Perhaps what you are thinking is that since the axle of a pulley would see twice the rope tension, somewhere the rope must also 'see' twice it's own tension since it's wrapped around that axle.

What might help you here is to consider vectors. In the line created by the pulley axle and the load, the rope is normal (perpendicular) to that force. I.e. there is no tension component on the rope at that point. But there is compression.

You could also—instead of a wheel—picture a spreader bar with the load in the center and the two supporting ropes on either side. If you cut one supporting rope, the system will become unbalanced and the load will seek to align with the one remaining rope.
In the case of a pulley, this means you could wrap the rope around the pulley and tie it back onto itself and the axle would then align between the load and rope. The rope would then be experiencing the full load under tension (though split along the looped portion according to the vector forces based on the angles created by where the knot is tied). That's when you need trig to access those forces.

 

[Arjan82]

I think it is useful if you think in terms of free body diagrams like the one below.

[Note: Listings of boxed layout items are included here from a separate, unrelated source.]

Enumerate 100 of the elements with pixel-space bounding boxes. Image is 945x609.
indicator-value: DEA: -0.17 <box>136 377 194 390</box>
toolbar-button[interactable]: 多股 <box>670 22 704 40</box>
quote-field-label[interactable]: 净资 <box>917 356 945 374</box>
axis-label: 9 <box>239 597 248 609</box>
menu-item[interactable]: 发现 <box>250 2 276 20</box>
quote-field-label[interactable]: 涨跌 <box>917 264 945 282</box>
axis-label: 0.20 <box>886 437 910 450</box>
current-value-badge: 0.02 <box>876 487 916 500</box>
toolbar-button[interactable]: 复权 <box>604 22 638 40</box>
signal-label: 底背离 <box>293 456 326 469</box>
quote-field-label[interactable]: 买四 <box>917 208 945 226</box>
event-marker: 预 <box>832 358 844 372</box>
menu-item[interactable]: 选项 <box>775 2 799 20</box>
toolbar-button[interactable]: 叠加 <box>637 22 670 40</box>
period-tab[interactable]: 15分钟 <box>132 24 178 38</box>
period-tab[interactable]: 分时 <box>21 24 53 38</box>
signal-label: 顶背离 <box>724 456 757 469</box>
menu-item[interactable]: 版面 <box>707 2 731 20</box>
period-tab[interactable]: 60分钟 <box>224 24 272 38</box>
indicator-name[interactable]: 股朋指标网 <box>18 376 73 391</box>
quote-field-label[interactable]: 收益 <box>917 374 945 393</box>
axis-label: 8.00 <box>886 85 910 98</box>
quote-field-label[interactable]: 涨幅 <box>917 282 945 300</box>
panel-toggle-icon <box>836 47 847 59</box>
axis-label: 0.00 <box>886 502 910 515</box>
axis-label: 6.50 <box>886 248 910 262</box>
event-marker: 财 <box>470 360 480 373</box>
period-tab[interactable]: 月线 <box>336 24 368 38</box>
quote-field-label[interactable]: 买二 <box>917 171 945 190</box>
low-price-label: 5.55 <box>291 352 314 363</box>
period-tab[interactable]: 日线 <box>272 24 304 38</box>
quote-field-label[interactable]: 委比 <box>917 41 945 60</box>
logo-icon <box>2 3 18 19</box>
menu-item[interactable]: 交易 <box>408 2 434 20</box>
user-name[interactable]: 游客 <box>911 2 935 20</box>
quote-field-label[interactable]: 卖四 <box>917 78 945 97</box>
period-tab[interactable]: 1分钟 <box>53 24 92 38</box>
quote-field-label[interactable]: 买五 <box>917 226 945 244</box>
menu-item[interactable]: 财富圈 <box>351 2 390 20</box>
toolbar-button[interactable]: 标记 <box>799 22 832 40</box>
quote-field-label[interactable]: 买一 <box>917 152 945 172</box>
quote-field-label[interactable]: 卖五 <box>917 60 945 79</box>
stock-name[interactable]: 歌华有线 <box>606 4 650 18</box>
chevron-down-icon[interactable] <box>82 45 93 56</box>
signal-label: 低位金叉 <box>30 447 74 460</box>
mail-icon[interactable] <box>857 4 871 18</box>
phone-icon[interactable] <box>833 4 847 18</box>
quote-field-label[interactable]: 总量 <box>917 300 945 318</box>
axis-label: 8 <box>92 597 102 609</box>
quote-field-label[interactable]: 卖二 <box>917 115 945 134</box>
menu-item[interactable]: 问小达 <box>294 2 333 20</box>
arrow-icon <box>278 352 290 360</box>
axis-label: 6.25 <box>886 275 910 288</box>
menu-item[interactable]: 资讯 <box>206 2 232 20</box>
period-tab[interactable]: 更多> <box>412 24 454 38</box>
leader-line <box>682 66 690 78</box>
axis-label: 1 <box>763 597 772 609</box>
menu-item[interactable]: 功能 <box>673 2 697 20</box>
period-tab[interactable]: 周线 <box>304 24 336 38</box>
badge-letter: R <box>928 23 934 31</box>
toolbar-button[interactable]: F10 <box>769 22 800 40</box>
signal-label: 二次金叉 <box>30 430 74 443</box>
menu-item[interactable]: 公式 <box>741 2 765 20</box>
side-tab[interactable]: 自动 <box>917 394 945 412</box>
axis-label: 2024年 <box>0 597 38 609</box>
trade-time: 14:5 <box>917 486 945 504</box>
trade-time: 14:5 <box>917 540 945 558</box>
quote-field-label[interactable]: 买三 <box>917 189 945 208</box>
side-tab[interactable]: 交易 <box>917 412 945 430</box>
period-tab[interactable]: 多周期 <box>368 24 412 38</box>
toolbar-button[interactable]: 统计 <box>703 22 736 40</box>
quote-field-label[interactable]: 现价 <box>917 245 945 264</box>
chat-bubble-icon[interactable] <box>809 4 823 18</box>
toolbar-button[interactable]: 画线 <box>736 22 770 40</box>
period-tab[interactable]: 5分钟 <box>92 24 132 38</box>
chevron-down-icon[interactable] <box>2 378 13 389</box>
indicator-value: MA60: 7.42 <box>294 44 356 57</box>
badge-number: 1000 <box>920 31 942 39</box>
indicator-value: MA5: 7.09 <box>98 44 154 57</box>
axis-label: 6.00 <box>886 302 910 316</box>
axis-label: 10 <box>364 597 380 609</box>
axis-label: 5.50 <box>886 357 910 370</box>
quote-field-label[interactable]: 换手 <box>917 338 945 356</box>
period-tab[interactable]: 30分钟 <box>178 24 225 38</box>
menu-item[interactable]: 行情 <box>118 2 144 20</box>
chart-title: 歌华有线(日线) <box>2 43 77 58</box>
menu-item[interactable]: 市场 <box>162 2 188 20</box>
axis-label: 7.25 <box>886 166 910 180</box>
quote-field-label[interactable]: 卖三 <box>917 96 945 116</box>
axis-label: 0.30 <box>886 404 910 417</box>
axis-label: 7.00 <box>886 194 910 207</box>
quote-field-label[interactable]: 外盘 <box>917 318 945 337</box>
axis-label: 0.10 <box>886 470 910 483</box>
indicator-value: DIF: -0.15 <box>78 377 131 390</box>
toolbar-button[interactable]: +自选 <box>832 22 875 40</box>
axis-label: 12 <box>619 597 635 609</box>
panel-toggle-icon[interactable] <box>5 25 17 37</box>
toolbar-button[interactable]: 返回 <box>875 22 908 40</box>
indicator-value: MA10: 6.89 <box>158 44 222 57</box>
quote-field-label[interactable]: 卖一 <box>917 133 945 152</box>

Think of this upside down (I couldn't find a better picture) and $T_1$ is the weight you are trying to lift and $T_2$ is the tension in the cable. In here $T_2 = T_1/2$ (otherwise you have an imalance) so the force on the rope is half that of the weight.

It is explained here

 

[Lnewqban]

Please, see:
https://roperescuetraining.com/physics_friction_raising.php

https://roperescuetraining.com/physics_cod.php

https://roperescuetraining.com/physics_safety_factors.php

 

[A.T.]

Is this due to the friction between the rope and the wheel?

No. The force on a friction-less pulley is also the sum of the rope tensions in the straight parts (for a 180° wrap around).